In January 2020, Layden became the deputy commissioner and CMO for the Chicago Department of Public Health. She was the incident manager for the city's COVID-19 response. At the start of the pandemic, she addressed data management challenges, as many healthcare facilities were reporting cases via fax and Microsoft Excel files. To streamline this process, Layden authored a public health order that defined essential data elements for COVID-19 and mandated their electronic submission in standard formats. In collaboration with Rush University Medical Center, her department established a cloud-based hub to receive this data electronically. She also led the creation of the city's first "Datahub," a platform designed to enable automated electronic data submission from healthcare providers and laboratories. Layden left this position in September 2020.

=== Centers for Disease Control and Prevention ===
Layden joined the Centers for Disease Control and Prevention (CDC) in September 2020, initially in the Office of Science to help lead the agency's COVID-19 response. Shortly after her arrival, she co-led a vaccine task force that oversaw COVID-19 vaccine data and contributed to clinical guidance decisions. Her deployment with the task force lasted from June to October 2021.

Layden held leadership roles at the agency, including associate deputy director to the deputy director for public health science and surveillance from December 2020 to November 2022. She was named acting director of the newly established Office of Public Health Data, Surveillance, and Technology (OPHDST) in November 2022 and was formally appointed director in August 2023.

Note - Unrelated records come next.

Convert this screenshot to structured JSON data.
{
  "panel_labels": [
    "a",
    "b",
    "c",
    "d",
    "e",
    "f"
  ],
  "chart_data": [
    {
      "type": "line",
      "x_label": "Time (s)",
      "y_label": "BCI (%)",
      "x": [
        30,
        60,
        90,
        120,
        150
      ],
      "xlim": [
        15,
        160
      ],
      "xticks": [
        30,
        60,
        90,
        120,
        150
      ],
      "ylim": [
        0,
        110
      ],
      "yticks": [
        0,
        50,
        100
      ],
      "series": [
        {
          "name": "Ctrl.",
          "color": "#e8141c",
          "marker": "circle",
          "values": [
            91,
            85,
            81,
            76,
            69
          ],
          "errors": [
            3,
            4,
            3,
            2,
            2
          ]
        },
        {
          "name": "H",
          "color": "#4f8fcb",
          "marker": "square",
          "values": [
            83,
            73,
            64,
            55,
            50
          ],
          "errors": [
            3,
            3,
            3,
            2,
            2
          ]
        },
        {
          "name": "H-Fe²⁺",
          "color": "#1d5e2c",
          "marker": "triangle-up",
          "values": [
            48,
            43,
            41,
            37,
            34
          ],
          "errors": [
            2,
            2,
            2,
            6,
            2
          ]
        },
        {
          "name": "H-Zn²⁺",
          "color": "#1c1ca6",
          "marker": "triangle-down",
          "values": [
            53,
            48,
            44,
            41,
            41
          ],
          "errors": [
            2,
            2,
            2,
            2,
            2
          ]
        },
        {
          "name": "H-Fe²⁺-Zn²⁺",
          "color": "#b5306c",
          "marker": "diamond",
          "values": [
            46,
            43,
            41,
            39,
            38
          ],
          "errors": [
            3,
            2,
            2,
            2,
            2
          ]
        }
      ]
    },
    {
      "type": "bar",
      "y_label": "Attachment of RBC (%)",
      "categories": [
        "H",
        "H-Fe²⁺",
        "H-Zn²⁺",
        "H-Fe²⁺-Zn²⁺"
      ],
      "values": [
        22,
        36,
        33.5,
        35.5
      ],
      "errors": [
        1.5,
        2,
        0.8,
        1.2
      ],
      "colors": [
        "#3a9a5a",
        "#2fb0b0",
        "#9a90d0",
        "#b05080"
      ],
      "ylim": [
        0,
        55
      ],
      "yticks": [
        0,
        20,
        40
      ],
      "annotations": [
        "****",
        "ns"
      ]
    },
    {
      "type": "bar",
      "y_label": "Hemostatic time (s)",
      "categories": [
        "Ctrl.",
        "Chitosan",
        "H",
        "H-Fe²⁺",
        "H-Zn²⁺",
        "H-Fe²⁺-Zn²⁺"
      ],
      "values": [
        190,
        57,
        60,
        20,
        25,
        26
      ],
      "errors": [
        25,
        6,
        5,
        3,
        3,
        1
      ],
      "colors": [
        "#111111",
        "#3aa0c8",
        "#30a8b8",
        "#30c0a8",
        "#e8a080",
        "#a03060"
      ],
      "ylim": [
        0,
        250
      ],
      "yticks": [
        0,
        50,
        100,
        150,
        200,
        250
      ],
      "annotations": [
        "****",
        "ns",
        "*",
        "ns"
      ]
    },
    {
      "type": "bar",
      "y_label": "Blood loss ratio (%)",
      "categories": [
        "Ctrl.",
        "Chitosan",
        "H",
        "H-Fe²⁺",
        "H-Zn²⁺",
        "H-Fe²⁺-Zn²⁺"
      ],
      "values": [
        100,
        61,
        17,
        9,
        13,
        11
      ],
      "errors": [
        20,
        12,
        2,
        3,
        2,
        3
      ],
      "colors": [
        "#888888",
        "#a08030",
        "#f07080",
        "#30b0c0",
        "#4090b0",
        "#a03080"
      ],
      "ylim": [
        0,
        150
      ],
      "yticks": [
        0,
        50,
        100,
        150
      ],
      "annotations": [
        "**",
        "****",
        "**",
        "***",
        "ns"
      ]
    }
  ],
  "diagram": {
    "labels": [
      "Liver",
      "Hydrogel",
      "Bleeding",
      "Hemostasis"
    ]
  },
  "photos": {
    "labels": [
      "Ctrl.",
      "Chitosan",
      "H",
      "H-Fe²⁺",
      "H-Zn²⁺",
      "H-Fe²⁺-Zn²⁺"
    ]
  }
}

As director, she led the CDC's Data Modernization Initiative (DMI), which was established in 2019 to address the nation's underfunded and antiquated public health data systems. These systems were often characterized by siloed databases and a reliance on outdated methods like faxes. Layden described public health data funding as following a "boom-and-bust pattern," where funding increases during a crisis and disappears after the threat subsides. She also highlighted how disease-specific funding has led to fragmented data collection, citing an analysis that found jurisdictions had to report data for 11 notifiable diseases to multiple systems. A key component of her work was a plan known as HTI-2, or Health Data, Technology, and Interoperability. She identified sustained funding as the most significant obstacle to modernizing the public health data infrastructure.

On August 27, 2025, it was reported that Layden was departing the CDC after approximately five years with the agency.